自社のアセット開発にCLTを取り入れる手法の研究開発、木材活用の事業化を目的としたR&Dユニットです。当時日本国内で高層建築初となるCLT-鉄骨ハイブリッド構造のマンションを建設し、空港やオフィスビル、商業施設、ホテルなどで木造化(CLT等木材利用)を実践してきました。
本講演会では、この実案件にてチャレンジしてきた内容および実案件を通して得られた課題を報告します。
またこの実案件から得られた課題を解決し、自社アセット開発での木材利用だけではなく、広く木材利用を普及推進していくことが可能となるよう製造から販売までを一気通貫で行う総合林業会社MEC Industry株式会社を設立しました。

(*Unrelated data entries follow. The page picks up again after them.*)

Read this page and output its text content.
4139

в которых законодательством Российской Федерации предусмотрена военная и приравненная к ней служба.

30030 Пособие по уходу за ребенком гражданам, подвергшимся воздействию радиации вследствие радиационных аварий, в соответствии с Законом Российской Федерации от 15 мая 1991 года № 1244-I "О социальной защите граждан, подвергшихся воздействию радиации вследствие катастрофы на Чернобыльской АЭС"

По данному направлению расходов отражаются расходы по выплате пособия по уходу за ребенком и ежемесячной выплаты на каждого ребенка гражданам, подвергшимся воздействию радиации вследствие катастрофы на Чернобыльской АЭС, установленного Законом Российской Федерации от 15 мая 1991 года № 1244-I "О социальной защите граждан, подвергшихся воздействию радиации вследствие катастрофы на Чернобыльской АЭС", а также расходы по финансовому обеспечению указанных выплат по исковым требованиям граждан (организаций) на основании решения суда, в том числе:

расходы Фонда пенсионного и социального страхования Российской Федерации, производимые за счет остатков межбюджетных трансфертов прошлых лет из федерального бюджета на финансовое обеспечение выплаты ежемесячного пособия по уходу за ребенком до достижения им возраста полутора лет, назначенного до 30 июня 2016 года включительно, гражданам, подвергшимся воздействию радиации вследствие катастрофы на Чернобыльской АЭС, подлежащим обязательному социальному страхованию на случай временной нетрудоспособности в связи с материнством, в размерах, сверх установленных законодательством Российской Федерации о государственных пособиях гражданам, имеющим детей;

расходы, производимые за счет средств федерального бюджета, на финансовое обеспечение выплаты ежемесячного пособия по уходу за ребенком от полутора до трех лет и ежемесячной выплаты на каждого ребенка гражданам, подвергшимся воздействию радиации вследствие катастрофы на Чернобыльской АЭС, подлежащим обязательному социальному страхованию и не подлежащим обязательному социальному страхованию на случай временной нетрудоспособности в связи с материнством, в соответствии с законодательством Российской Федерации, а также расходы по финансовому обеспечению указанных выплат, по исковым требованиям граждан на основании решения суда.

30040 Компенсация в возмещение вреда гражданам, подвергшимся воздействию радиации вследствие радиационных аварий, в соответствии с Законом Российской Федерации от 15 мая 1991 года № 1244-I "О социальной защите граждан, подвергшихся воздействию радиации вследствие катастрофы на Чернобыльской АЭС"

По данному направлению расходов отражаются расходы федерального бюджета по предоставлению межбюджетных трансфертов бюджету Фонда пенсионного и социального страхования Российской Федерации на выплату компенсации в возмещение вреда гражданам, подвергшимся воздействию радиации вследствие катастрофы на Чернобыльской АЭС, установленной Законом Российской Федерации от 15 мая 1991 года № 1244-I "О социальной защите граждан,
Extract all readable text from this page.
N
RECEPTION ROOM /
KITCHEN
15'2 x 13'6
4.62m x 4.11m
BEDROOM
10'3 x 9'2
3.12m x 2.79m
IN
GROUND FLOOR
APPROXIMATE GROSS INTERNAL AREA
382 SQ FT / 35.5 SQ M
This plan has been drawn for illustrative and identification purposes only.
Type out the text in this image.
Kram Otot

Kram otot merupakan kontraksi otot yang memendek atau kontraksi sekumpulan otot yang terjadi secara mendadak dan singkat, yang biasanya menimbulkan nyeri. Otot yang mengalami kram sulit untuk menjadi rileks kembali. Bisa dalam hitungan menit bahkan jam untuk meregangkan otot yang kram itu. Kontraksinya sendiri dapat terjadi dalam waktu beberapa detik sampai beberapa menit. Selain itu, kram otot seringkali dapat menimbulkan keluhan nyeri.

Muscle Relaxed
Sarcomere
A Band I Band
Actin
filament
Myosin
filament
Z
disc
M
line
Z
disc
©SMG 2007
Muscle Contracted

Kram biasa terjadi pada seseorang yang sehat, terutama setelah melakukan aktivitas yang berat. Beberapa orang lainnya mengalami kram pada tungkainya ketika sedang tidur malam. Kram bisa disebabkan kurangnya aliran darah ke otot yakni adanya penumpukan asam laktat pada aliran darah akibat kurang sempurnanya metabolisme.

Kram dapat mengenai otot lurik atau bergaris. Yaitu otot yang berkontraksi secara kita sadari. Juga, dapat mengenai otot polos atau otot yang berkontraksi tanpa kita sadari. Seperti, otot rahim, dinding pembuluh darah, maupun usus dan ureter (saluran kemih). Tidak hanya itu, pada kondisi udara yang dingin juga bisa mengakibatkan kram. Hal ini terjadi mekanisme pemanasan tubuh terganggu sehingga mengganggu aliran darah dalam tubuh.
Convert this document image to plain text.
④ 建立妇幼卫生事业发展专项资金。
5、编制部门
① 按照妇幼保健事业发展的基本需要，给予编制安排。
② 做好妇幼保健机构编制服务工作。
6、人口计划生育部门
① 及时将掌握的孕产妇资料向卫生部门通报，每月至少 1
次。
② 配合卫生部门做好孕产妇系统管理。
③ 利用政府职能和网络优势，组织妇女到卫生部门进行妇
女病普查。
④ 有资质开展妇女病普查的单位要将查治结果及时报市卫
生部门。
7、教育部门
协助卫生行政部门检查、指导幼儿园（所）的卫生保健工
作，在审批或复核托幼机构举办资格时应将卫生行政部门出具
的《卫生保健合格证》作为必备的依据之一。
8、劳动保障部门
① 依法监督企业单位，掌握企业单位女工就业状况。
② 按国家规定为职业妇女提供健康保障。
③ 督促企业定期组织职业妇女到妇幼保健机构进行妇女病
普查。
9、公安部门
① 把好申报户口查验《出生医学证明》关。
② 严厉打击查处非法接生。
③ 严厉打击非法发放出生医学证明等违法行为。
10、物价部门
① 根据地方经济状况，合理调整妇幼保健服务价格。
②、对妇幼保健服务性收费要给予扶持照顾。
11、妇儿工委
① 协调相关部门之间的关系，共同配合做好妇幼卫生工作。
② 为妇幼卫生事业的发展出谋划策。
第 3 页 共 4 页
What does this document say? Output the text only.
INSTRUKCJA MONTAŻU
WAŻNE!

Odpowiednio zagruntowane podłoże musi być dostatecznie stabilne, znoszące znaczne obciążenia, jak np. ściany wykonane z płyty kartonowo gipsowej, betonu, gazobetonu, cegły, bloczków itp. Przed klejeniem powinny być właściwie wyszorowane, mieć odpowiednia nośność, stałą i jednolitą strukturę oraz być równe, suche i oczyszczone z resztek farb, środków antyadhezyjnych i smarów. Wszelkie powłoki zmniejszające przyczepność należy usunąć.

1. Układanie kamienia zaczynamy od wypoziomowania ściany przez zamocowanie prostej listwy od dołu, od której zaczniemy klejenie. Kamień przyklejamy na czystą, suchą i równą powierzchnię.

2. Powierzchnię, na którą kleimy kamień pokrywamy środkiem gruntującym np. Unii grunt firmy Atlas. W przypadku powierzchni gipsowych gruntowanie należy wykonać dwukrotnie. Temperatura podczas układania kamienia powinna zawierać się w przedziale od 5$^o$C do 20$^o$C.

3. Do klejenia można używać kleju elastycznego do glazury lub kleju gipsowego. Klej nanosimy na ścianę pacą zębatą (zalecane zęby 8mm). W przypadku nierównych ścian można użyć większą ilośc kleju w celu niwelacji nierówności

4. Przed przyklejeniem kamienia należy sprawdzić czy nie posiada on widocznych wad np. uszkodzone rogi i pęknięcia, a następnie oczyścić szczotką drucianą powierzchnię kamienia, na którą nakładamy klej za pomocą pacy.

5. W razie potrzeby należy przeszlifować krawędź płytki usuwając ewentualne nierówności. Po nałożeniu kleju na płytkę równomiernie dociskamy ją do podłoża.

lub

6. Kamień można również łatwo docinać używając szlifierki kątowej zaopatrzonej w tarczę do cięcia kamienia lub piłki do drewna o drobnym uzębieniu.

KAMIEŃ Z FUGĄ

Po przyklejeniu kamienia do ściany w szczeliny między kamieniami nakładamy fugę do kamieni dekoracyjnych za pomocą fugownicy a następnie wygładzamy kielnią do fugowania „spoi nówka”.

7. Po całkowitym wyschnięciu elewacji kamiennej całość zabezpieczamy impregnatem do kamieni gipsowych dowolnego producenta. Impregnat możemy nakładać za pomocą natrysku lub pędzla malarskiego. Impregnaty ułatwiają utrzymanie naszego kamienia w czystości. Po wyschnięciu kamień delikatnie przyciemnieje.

MEC Industryの木材活用商品のテーマは特殊で限られた人しかできない木造化木質化技術ではなく、木質デザインをしたい人、木材利用を通じて環境貢献をしたい人、あらゆる人が気軽に建築物に木材利用を可能にする商品を提供することです。
本講演会ではその一部も紹介します。
オンデマンド配信有り
サステナビリティ
構造
木質構造
海老澤 渉 氏 エビサワ ワタル
株式会社三菱地所設計 R&D推進部 木質建築推進室 兼務 三菱地所 兼務 MEC Industry
1982年 東京生まれ
2007年 三菱地所設計入社 構造設計部配属
2016年 三菱地所 住宅業務企画部CLTユニット(現 関連事業推進室CLT WOOD PROMOTIONユニット)設立、兼務
2020年 MEC Industry設立、兼務
2021年 三菱地所設計R&D推進部内に木質建築推進室を設立し今に至る
設計者として「新宿イーストサイドスクエア」「JR博多シティ駅前広場大屋根」「マークイズみなとみらい木漏れ陽ルーフ」「明治大学中野キャンパス」「石田沢まちづくりセンター」などに携わり、事業者として木造木質化プロジェクト「PARK WOOD高森」「みやこ下地島空港ターミナル」「CLT PARK HARUMI」「ザロイヤルパークキャンバス札幌大通公園」などに携わる。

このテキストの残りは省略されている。